Наумов помолчал, пристально глядя на огонь свечи.
- А вы очень странный человек, Краузе! - другим тоном совершенно неожиданно сказал он. Краузе пошевелился и поднял брови.
- Я вас не понимаю... У вас есть что-то свое, но вы никогда не выскажетесь!.. И я думаю, что вы очень несчастный человек, Краузе... Только не могу понять, почему?.. На вид вы такой спокойный и даже равнодушный человек.
- У меня большая голова и маленькое сердце, - вдруг сказал корнет Краузе.
- Как? - удивленно переспросил Наумов.
- Большая голова и маленькое сердце, - спокойно и с достоинством повторил корнет, точно снисходя до желания Наумова еще раз услышать эту замечательную фразу. - Я все это думал, что вы... Только я не любил говорить... Вы слишком много говорите, по-моему!.. Мне не интересно столько говорить. Я тоже когда-то ненавидел, но теперь мне все равно... Пусть!.. Вздор?.. Пусть. Смысл и красота?.. Пусть!.. Пусть будет все, как есть... Мне все равно!.. Но когда-то я очень страдал от жизни и решил, что все страдания от слишком чувствительных человеческих чувств... Это я нескладно, но вы понимаете. И вот я решил вытравить в себе все чувства и выработать спокойствие ко всему. И я стал уничтожать в себе чувство и воспитывать спокойствие. Сначала было трудно, и все меня волновало... а потом стало все равно. Голова у меня стала расти, а сердце все меньше... Вы понимаете?.. И теперь у меня большая голова и совсем нет сердца. Я ничего не чувствую... Я думал, что так будет лучше, но вижу, что все равно... Просто стало пусто, но еще хуже: я умер, а все-таки живу... глупо!
Наумов смотрел на него заинтересованными, блестящими и даже жадными глазами.
- А вы когда-нибудь и в самом деле застрелитесь, Краузе! - сказал он вдруг с хищным выражением.
- Очень может быть, - равнодушно ответил корнет.
Наумов смотрел на него, не сводя глаз и как бы подстерегая каждое движение его лица.
Краузе, должно быть, неприятно почувствовал его взгляд. Он пошевелился беспокойно, переложил ногу на ногу и взглянул Наумову прямо в лицо. С минуту он только молча шевелил бровями, потом по его холодной, высокомерной физиономии что-то скользнуло - неожиданно хитрое и насмешливое.
- А знаете, - заговорил он очень медленно, с расстановкой, - вся ваша идея - вздор... и вы не верите в свою идею, а просто у вас громадное самолюбие, и вы готовы уничтожить мир только потому, что этого никто не смел еще думать, а вы посмели!..
По лицу Наумова скользнула какая-то судорога.

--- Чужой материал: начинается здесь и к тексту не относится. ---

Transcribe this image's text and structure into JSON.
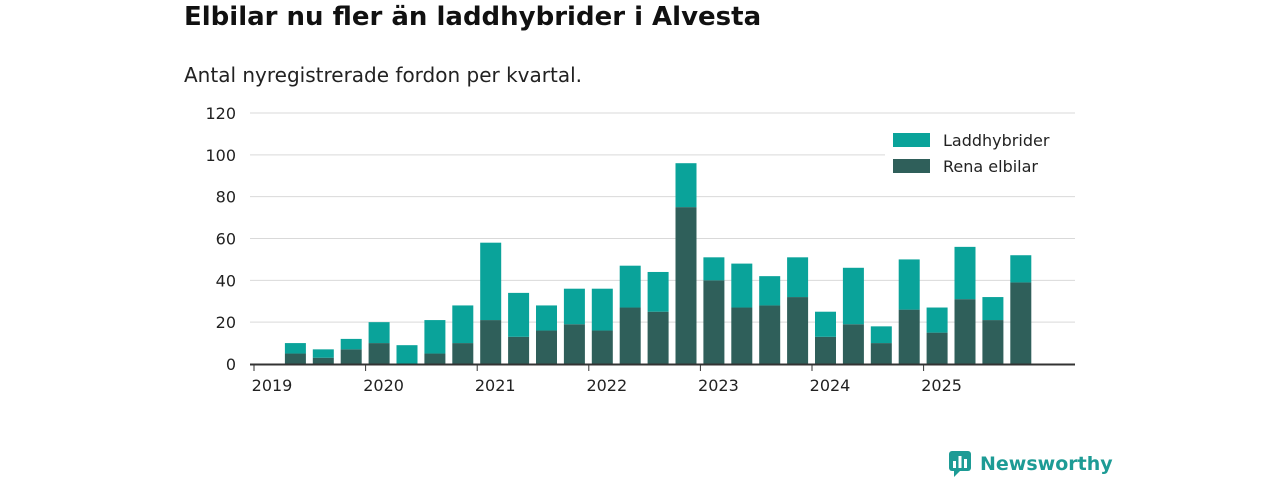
{
  "header": {
    "title": "Elbilar nu fler än laddhybrider i Alvesta",
    "subtitle": "Antal nyregistrerade fordon per kvartal."
  },
  "brand": {
    "name": "Newsworthy",
    "icon": "newsworthy-logo-icon"
  },
  "colors": {
    "laddhybrider": "#0aa39a",
    "elbilar": "#2f5f5a",
    "grid": "#d9d9d9",
    "axis": "#333333",
    "text": "#222222",
    "brand": "#1d9b95"
  },
  "chart_data": {
    "type": "bar",
    "stacked": true,
    "title": "Elbilar nu fler än laddhybrider i Alvesta",
    "subtitle": "Antal nyregistrerade fordon per kvartal.",
    "xlabel": "",
    "ylabel": "",
    "ylim": [
      0,
      120
    ],
    "yticks": [
      0,
      20,
      40,
      60,
      80,
      100,
      120
    ],
    "grid": true,
    "legend_position": "top-right",
    "x_tick_labels": [
      "2019",
      "2020",
      "2021",
      "2022",
      "2023",
      "2024",
      "2025"
    ],
    "categories": [
      "2019 Q1",
      "2019 Q2",
      "2019 Q3",
      "2019 Q4",
      "2020 Q1",
      "2020 Q2",
      "2020 Q3",
      "2020 Q4",
      "2021 Q1",
      "2021 Q2",
      "2021 Q3",
      "2021 Q4",
      "2022 Q1",
      "2022 Q2",
      "2022 Q3",
      "2022 Q4",
      "2023 Q1",
      "2023 Q2",
      "2023 Q3",
      "2023 Q4",
      "2024 Q1",
      "2024 Q2",
      "2024 Q3",
      "2024 Q4",
      "2025 Q1",
      "2025 Q2",
      "2025 Q3",
      "2025 Q4"
    ],
    "series": [
      {
        "name": "Rena elbilar",
        "color": "#2f5f5a",
        "values": [
          0,
          5,
          3,
          7,
          10,
          0,
          5,
          10,
          21,
          13,
          16,
          19,
          16,
          27,
          25,
          75,
          40,
          27,
          28,
          32,
          13,
          19,
          10,
          26,
          15,
          31,
          21,
          39
        ]
      },
      {
        "name": "Laddhybrider",
        "color": "#0aa39a",
        "values": [
          0,
          5,
          4,
          5,
          10,
          9,
          16,
          18,
          37,
          21,
          12,
          17,
          20,
          20,
          19,
          21,
          11,
          21,
          14,
          19,
          12,
          27,
          8,
          24,
          12,
          25,
          11,
          13
        ]
      }
    ],
    "legend": [
      "Laddhybrider",
      "Rena elbilar"
    ]
  }
}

Краузе продолжал так же спокойно:
- Вам нравится говорить и думать, что вы смеете то, чего никто не смеет... Но это только слова!..
- Вы думаете? - со злобной иронией спросил Наумов.

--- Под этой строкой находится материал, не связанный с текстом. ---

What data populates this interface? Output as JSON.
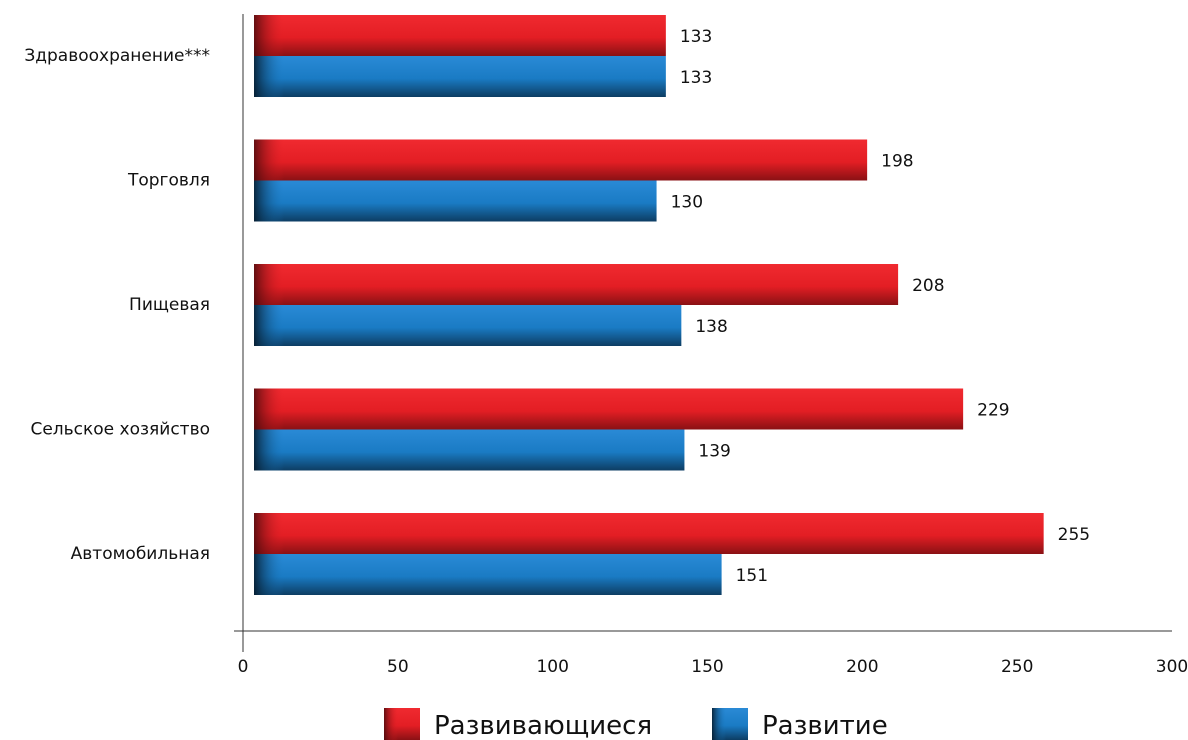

- Я уверен... Только слова!.. А... а если бы вам пришлось привести эту мысль в исполнение, вы испугались бы и отказались бы от идеи.
- Вы думаете? - повторил Наумов, прищуриваясь.

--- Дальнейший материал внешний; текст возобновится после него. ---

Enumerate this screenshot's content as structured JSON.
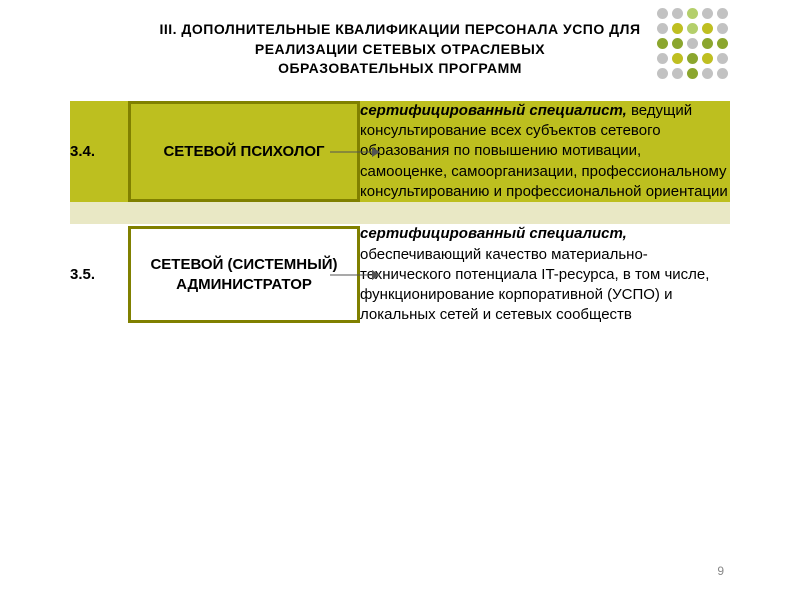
{
  "title_lines": [
    "III.  ДОПОЛНИТЕЛЬНЫЕ  КВАЛИФИКАЦИИ  ПЕРСОНАЛА  УСПО  ДЛЯ",
    "РЕАЛИЗАЦИИ  СЕТЕВЫХ   ОТРАСЛЕВЫХ",
    "ОБРАЗОВАТЕЛЬНЫХ  ПРОГРАММ"
  ],
  "colors": {
    "row_dark": "#bdbf1f",
    "row_light": "#e9e8c5",
    "box_border": "#808000",
    "text": "#000000",
    "page_bg": "#ffffff"
  },
  "dot_grid": {
    "rows": 5,
    "cols": 5,
    "dot_size": 11,
    "gap": 4,
    "colors": [
      [
        "#c2c2c2",
        "#c2c2c2",
        "#b4cf6b",
        "#c2c2c2",
        "#c2c2c2"
      ],
      [
        "#c2c2c2",
        "#bfbf21",
        "#b4cf6b",
        "#bfbf21",
        "#c2c2c2"
      ],
      [
        "#8ba62e",
        "#8ba62e",
        "#c0c0c0",
        "#8ba62e",
        "#8ba62e"
      ],
      [
        "#c2c2c2",
        "#bfbf21",
        "#8ba62e",
        "#bfbf21",
        "#c2c2c2"
      ],
      [
        "#c2c2c2",
        "#c2c2c2",
        "#8ba62e",
        "#c2c2c2",
        "#c2c2c2"
      ]
    ]
  },
  "rows": [
    {
      "num": "3.4.",
      "role": "СЕТЕВОЙ ПСИХОЛОГ",
      "desc_em": "сертифицированный специалист,",
      "desc_rest": " ведущий консультирование всех субъектов сетевого образования по повышению мотивации, самооценке, самоорганизации, профессиональному консультированию  и профессиональной  ориентации",
      "variant": "dark"
    },
    {
      "num": "3.5.",
      "role": "СЕТЕВОЙ (СИСТЕМНЫЙ) АДМИНИСТРАТОР",
      "desc_em": "сертифицированный специалист,",
      "desc_rest": " обеспечивающий качество материально-технического потенциала   IT-ресурса, в том числе,  функционирование корпоративной  (УСПО) и локальных сетей  и сетевых сообществ",
      "variant": "light"
    }
  ],
  "arrow": {
    "color": "#535353",
    "length": 50,
    "stroke": 1
  },
  "page_number": "9"
}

- Да... Ну, вот если я спрошу вас: застрелиться ли мне?.. Тут, на ваших глазах?
Наумов нахмурился.
Ему показалось, что Краузе просто издевается над ним, и злоба вспыхнула в нем с потрясающей силой.
Это правда, что я долго и постоянно думал о самоубийстве, продолжал Краузе хладнокровно, - и вот я вас спрашиваю... действительно ли лучше застрелиться... Можете ли вы это сказать мне прямо, в глаза... Сейчас!
- Могу! - злобно ответил Наумов. - Прекрасно сделаете!
- Да?.. Хорошо... - сказал Краузе. Я сейчас... подождите...
Медленно и спокойно он опустил руку в карман рейтуз и вытащил, вытянул одну ногу, черный уродливый револьвер. Наумов криво улыбнулся и не двинулся с места. Он ни на одну минуту не поверил, что это серьезно, и чувствовал себя в глупом, смешном положении.
- Мальчишество, корнет! - сказал он с деланным спокойствием.
Краузе вдруг страшно побледнел и сжал зубы с такой силой, что скулы обозначились двумя острыми углами. В его спокойных холодных глазах засверкало настоящее внезапное бешенство.
- Я никогда не шучу! - сквозь зубы хрипло проговорил он, не сводя с Наумова такого острого ненавидящего взгляда, что инженеру показалось, будто корнет сошел с ума.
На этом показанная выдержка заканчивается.